Here’s part of what Junaid told the Punch about Buratai: “Nigerians deserve an answer and the answer must come quick because Nigerians cannot be taken for a ride by either Buhari or any army officer. The days when Nigerian Army officers can tell lies and get away with it or pretend to be messiahs in Nigeria is now gone. Every soldier must prove himself to be clean before we take them to be clean. We do not take anybody from Buhari to be clean simply because he says he is clean or his public relations men who are paid to say so, say he is clean, that day is gone and gone forever.” I say, ‘Amen’ to that!
I recently counseled President Buhari to look beyond his parochial precincts in making appointments and designing policies. I made that intervention after examining the man’s extremely lop-sided recourse to ethnic and sectarian jingoism in appointments in the country’s security sector. In his interview, Junaid was more unsparing, accusing the president of running Nigeria as a more or less family operation, with an unmatched and shocking degree of nepotism.
“Let me say straight away that whether one calls it a cabal or a mafia or some kind of cult or whatever, there is a group of people who are wielding power within the Presidency under Buhari. Whatever you say it is, it is and a lot worse. First, the most influential person in the Presidency today is one Mamman Daura whom, as you know, is a nephew of the President. His father was Buhari’s elder brother. In addition, Mamman Daura was the one who singlehandedly brought up Abba Kyari, the current Chief of Staff to the President…Next, the Personal Assistant to Buhari himself is the son of Mamman Daura, next is what they call SCOP, State Chief of Protocol, and is also a son-in-law to Mamman Daura because he is married to Mamman Daura’s daughter,” said Junaid.
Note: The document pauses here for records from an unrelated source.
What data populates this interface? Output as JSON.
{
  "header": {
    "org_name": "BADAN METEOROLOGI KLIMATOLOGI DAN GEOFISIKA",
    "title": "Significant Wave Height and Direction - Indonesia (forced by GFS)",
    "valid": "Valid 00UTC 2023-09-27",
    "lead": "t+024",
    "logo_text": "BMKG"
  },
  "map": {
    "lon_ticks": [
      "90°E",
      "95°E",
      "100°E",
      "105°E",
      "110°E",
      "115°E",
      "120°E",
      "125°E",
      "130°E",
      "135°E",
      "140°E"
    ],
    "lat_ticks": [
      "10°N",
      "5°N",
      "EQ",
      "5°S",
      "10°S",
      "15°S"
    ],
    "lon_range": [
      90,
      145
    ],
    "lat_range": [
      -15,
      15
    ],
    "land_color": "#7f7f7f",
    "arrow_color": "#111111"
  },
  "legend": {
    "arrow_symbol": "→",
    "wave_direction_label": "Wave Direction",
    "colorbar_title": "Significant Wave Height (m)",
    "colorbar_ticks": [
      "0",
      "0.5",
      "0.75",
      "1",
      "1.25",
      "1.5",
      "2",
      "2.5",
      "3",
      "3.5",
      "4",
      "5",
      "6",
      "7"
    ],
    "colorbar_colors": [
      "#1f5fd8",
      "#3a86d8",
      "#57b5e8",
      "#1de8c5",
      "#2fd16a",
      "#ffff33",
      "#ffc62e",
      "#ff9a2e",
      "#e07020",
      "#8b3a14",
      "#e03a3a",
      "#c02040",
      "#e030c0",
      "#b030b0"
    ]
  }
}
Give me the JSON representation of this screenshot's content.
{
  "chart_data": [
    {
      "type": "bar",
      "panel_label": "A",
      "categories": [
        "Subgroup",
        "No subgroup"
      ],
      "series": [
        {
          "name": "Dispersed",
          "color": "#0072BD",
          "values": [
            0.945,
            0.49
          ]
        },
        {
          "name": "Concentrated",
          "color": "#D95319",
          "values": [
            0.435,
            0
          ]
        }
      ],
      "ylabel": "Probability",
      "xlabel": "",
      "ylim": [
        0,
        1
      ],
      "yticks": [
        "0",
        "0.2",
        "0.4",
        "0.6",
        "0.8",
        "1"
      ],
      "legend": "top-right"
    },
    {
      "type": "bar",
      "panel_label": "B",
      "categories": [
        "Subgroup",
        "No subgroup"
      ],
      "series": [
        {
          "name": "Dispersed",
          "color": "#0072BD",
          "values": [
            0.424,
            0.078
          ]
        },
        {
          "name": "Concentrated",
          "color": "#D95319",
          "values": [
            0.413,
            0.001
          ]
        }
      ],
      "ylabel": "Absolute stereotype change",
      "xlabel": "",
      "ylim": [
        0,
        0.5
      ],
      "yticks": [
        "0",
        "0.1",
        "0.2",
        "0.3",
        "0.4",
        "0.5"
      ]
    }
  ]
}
And he went on, reeling name after name of critical political appointees and stating their familial connection to the president.
If—and I put a big ‘if’ here—Junaid’s allegations are true (as I write, there had been no refutation from the Presidency), then President Buhari is guilty of the basest privatisation of political power in Nigeria’s history. His defenders may say there’s no explicit law against such an act, but it would represent an egregious moral affront. In fact, if the Junaidian jeremiads hold up, then President Buhari would have reduced Nigeria—a complex, diverse and extremely troubled organism—to the size of his family and circle of friends.